A guest who merely poses the possibility that earnings meet current expectations and the PE multiple gets to a conservative long-term average of 15, is viewed as crazy. This in spite of the low inflation and interest rates.

While you may not agree with the bullish analysis, it is mainstream thought for many of us, including big-time pension-fund managers. It is not the object of scorn. If the S&P reached 1500 to 1575, as the analysts suggest, could we really be surprised? After all, earnings are much higher now than when this level was reached in 2008.

DJIA

Today's "Maria hour" included a story asking whether we are currently in a recession. Hardly anyone believes this, but those who trumpet the recession story get on TV. Those refuting this do not get the TV gigs. I am talking about the people that I feature each week: Doug Short, The RecessionAlert team, Bob Dieli, and The Bonddad Blog. How about equal time for them?

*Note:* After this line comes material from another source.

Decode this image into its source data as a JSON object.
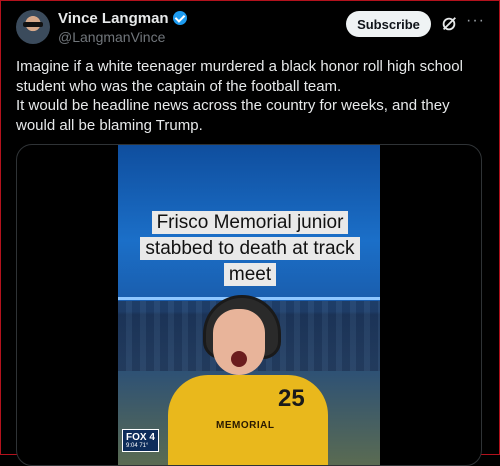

Shortly thereafter we had (yet another) interview with Harry Dent about Dow 3000. He was just on a couple of weeks ago! Why couldn't Maria use the time to interview someone with some solid stock ideas for the average investor? She challenged in her questions, but that is not the point. Don't the CNBC producers understand the effect of the repetitive Dow 3000 and "End of Stocks" headlines?

Conclusion

CNBC faced a tipping point several years ago. They lost sight of the fact that most people are investors. They are long the market. That is their natural audience. CNBC hosts do not need to be cheerleaders, but they do need to inform this audience.

Most of the active emails and tweets they get come from traders, many of whom see this as a game between bulls and bears. The coverage reflects this. The CNBC team started saying things like "It is a bad day for those long the market."

CNBC needs to decide whether to compete for the active trader and fear market, getting ever more negative and political, or to get back to their foundation of helping regular investors.

They are not helped by images of a car going off a cliff, or stories about Congress going on vacation. Their viewers need to know what segments of the market are cheap. How to succeed in the face of these threats. How to rebuild retirement.

I really hope that they get the message in time.